Which I'm sure there is a formula for, I just don't know it because it's been years since I've taken a math class.
the odds of rolling EYRIE are 1/7776
because you have a 1 in 6 chance of rolling 5 dies, and the last die doesnt matter.
so the odds for KYRII are 1/7776 as well
KOI is 1 in 216
KIKO is 1 in 1296.
i dont know how to combine them though.
Each die would be a 1.6 chance to get the letter needed I'm not good enough at stats and probabilities to figure this whole thing out by myself
koi would need a 1.6+1.6+1.6
kiko needs 1.6+1.6+1.6+1.6
eyrie needs 1.6+1.6+1.6+1.6+1.6
kyrii needs 1.6+1.6+1.6+1.6+1.6
I know the last two with 5 letters each would take a 1-30chance (thinking)
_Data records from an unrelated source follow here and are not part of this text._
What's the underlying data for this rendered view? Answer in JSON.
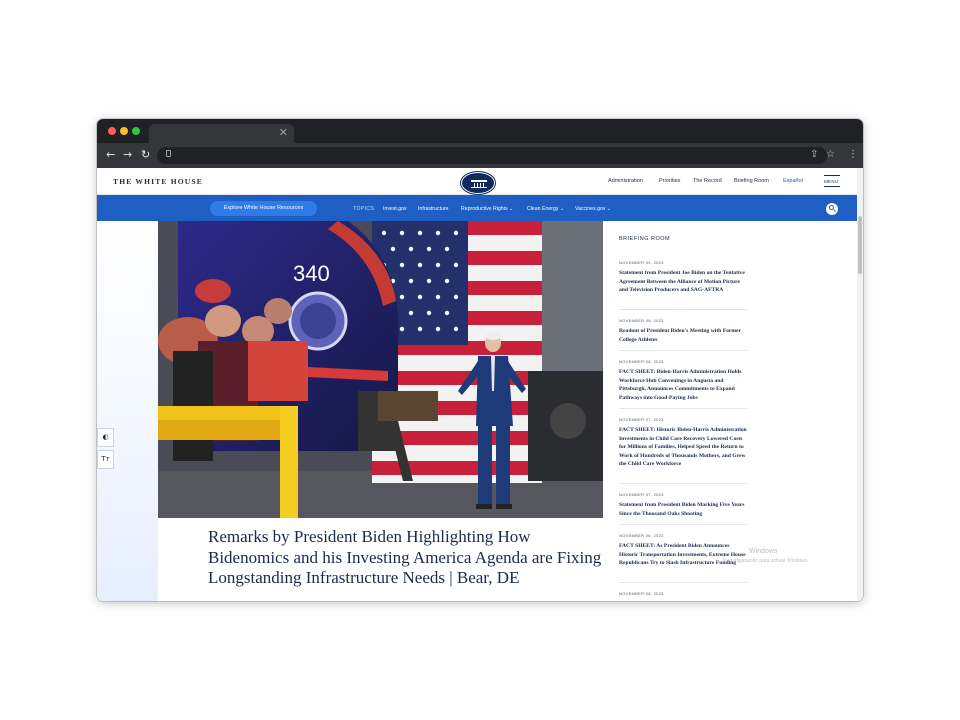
{
  "site": {
    "name": "THE WHITE HOUSE",
    "nav": [
      "Administration",
      "Priorities",
      "The Record",
      "Briefing Room",
      "Español"
    ],
    "menu_label": "MENU"
  },
  "topics_bar": {
    "explore_label": "Explore White House Resources",
    "topics_label": "TOPICS:",
    "topics": [
      "Invest.gov",
      "Infrastructure",
      "Reproductive Rights",
      "Clean Energy",
      "Vaccines.gov"
    ]
  },
  "hero": {
    "train_number": "340",
    "headline": "Remarks by President Biden Highlighting How Bidenomics and his Investing America Agenda are Fixing Longstanding Infrastructure Needs | Bear, DE"
  },
  "briefing_room": {
    "title": "BRIEFING ROOM",
    "items": [
      {
        "date": "NOVEMBER 09, 2023",
        "text": "Statement from President Joe Biden on the Tentative Agreement Between the Alliance of Motion Picture and Television Producers and SAG-AFTRA"
      },
      {
        "date": "NOVEMBER 08, 2023",
        "text": "Readout of President Biden's Meeting with Former College Athletes"
      },
      {
        "date": "NOVEMBER 08, 2023",
        "text": "FACT SHEET: Biden-Harris Administration Holds Workforce Hub Convenings in Augusta and Pittsburgh, Announces Commitments to Expand Pathways into Good-Paying Jobs"
      },
      {
        "date": "NOVEMBER 07, 2023",
        "text": "FACT SHEET: Historic Biden-Harris Administration Investments in Child Care Recovery Lowered Costs for Millions of Families, Helped Speed the Return to Work of Hundreds of Thousands Mothers, and Grew the Child Care Workforce"
      },
      {
        "date": "NOVEMBER 07, 2023",
        "text": "Statement from President Biden Marking Five Years Since the Thousand Oaks Shooting"
      },
      {
        "date": "NOVEMBER 06, 2023",
        "text": "FACT SHEET: As President Biden Announces Historic Transportation Investments, Extreme House Republicans Try to Slash Infrastructure Funding"
      },
      {
        "date": "NOVEMBER 06, 2023",
        "text": ""
      }
    ]
  },
  "watermark": {
    "line1": "Windows",
    "line2": "la configuración para activar Windows."
  },
  "colors": {
    "navy": "#1b2a4a",
    "topics_blue": "#1f5fc4",
    "explore_blue": "#2f7bea"
  }
}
so eyrie and kyrii would both be a 1-30 so thats 2-60 to get those two neopets the rest im having a hard time with hope this helps ppl a little atleast so we can get this solved.
i think you just add all of those numbers up
so 7776 + 7776 +216 + 1296.
just my guess D:
having not taken a math course in 4 years, and odds/stats being one of my weak points in high school, i am very lost on this one. my strengths are in the word puzzles.
you dont add the 1/6 chances. you multiply them for the total odd for each pet i think
combining them
I'm not sure how to combine them either. But the question asks...roll the name of ANY pet species......so the odds of rolling any one of those four...is the SUM of the four probabilities.
Except Roo doesn't work, because that is actually Blumaroo.
My concern is do you have to use all of the dice? If you do only Eyrie will work.
No, I don't think you add the numbers. That would make the chances LESS that you would roll a name because the number would be higher, right? The chances would be greater that you'd roll one of four names, if I'm making sense.
yeah, im going to submit the sum of those 4 numbers which is 17064
Don't do it girl! That's not right!
lenny
it says what are the odds that you would spell the name of "a" neopet specie? so you only need the shortest name you can get which is probably Koi and whatever the odds are on that. This is my reasoning.
Quote:
i think you just add all of those numbers up
so 7776 + 7776 +216 + 1296.
just my guess D:
I agree...but it's 1/7776 + 1/7776 + 1/216 + 1/1296
Well I'm pretty positive the odds are right for each pet.
However, I do think you add them. Because what are the odds of getting ANY of the pets? Multiplying would make the odds to high.
I agree...but it's 1/7776 + 1/7776 + 1/216 + 1/1296
no its not. read the LC. one in 100 would be the answer 100.
so just add the denominators.
Quote:t says what are the odds that you would spell the name of "a" neopet specie? so you only need the shortest name you can get which is probably Koi and whatever the odds are on that. This is my reasoning.
That's not right...the odds of rolling any one name from the four is GREATER than rolling any one name in particular. So just counting the most likely one does not represent the actually stat.
7776 is the chance that the following occurs:
1st die: E
2nd: Y
3rd: R
4th: I
5th: E
Not the chance:
1st die: E
2nd: I
3rd: R
4th: Y
5th: E
Ok, here's what I'm talking about. If the odds of rolling ONE pet name is 1/7776, wouldn't you have a greater chance of rolling one of four names? Thus the number would be smaller and not greater because you have more chances of rolling a pet name when you have four to choose from.
Quote:I agree...but it's 1/7776 + 1/7776 + 1/216 + 1/1296
no its not. read the LC. one in 100 would be the answer 100.
so just add the denominators.
You need to take the denomitaor of the final answer.....not just add the denomiator. Fractions add differently hun.